In the national health service, I think it significant that the extra resources that both the King’s Fund and the head of the NHS said were necessary have not been provided. There has been some uplift, and I obviously welcome that, but it is striking that just last year, 2.5 million people waited for more than four hours in accident and emergency departments, compared with the 350,000 when Labour left office, and 4 million people are currently on the waiting list for treatment in an English hospital.

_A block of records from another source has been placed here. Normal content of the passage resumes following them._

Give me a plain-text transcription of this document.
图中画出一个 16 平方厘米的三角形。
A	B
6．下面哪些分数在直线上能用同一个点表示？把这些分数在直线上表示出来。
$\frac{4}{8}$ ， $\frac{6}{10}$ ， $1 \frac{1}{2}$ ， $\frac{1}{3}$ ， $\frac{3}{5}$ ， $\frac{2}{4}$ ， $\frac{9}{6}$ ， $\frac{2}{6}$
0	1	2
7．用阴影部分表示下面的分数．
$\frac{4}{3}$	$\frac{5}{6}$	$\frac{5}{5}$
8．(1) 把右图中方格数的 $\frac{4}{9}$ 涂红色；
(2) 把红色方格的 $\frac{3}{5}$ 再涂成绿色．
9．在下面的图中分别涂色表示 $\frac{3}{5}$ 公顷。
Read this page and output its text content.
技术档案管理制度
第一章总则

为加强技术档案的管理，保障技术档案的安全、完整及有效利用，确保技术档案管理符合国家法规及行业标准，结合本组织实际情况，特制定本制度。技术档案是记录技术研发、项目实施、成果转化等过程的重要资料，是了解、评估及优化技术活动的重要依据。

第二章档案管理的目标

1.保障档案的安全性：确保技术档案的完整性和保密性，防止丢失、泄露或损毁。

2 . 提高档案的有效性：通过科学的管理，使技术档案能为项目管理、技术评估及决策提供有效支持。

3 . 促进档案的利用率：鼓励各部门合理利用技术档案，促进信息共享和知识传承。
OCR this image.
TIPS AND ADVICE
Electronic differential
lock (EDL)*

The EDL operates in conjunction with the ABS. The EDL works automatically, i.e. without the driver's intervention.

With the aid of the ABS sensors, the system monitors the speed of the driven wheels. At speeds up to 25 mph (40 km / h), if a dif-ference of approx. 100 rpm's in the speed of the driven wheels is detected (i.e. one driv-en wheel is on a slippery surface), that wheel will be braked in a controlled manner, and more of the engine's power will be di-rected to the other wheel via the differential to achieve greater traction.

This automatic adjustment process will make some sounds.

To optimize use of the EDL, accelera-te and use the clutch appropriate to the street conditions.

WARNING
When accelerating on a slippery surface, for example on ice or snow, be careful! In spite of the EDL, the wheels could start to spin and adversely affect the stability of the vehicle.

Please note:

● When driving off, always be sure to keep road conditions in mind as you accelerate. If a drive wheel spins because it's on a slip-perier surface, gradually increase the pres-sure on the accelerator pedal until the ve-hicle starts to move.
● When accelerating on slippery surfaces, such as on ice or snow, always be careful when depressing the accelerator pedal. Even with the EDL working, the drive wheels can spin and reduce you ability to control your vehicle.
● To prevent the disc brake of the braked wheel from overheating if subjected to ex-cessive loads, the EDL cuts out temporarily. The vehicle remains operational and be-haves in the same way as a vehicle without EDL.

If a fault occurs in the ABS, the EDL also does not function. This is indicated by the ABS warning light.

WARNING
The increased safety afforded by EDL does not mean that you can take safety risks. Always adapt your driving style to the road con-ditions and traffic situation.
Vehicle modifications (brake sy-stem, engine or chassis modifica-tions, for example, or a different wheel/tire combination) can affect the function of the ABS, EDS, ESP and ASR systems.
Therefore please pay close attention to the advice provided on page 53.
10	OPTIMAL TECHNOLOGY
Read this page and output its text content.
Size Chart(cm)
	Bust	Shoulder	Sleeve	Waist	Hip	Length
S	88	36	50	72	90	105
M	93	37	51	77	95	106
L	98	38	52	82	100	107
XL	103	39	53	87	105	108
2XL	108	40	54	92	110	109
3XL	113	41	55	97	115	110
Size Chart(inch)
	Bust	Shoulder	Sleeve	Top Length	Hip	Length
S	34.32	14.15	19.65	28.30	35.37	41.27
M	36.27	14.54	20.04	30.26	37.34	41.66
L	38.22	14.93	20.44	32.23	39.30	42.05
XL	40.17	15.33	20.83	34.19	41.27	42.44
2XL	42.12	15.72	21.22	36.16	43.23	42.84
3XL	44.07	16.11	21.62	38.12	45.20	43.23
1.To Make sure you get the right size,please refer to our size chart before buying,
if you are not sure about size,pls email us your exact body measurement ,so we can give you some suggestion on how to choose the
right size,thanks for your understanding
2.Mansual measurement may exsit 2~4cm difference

Northwick Park Hospital, which serves my constituency, is the second-busiest trust in London, following the Government’s decision to close the A&E departments at Hammersmith Hospital and Central Middlesex Hospital. In my constituency, we worry that Ealing Hospital’s A&E is also due to close. Our trust ended the last financial year some £60 million in deficit with an underlying deficit of almost £100 million, and it is expected to make savings of £50 million in the current financial year, which the leadership of the trust says is an unprecedented challenge, so hon. Members can understand why my constituents will be deeply worried about the implications of this Budget for their hospital.

Similarly, many schools in my constituency are under considerable financial pressure, having to not fill teaching assistant vacancies and replacing experienced staff who leave with newly qualified teachers. The Budget does nothing to address those problems, and there is nothing on the financial crisis in adult social care or on the increasing crisis facing children’s services.

Lack of time prevents me from picking up the challenge that the right hon. Member for Sutton Coldfield laid down—a debate on how one reforms capitalism—but there might be potential in a series of co-operative and mutual solutions. We particularly need an increase in co-operative housing, and I think that the Royal Bank of Scotland should be converted into a building society. Far more also needs to be done to encourage an increase in energy co-operatives to challenge the dominance of the big six players.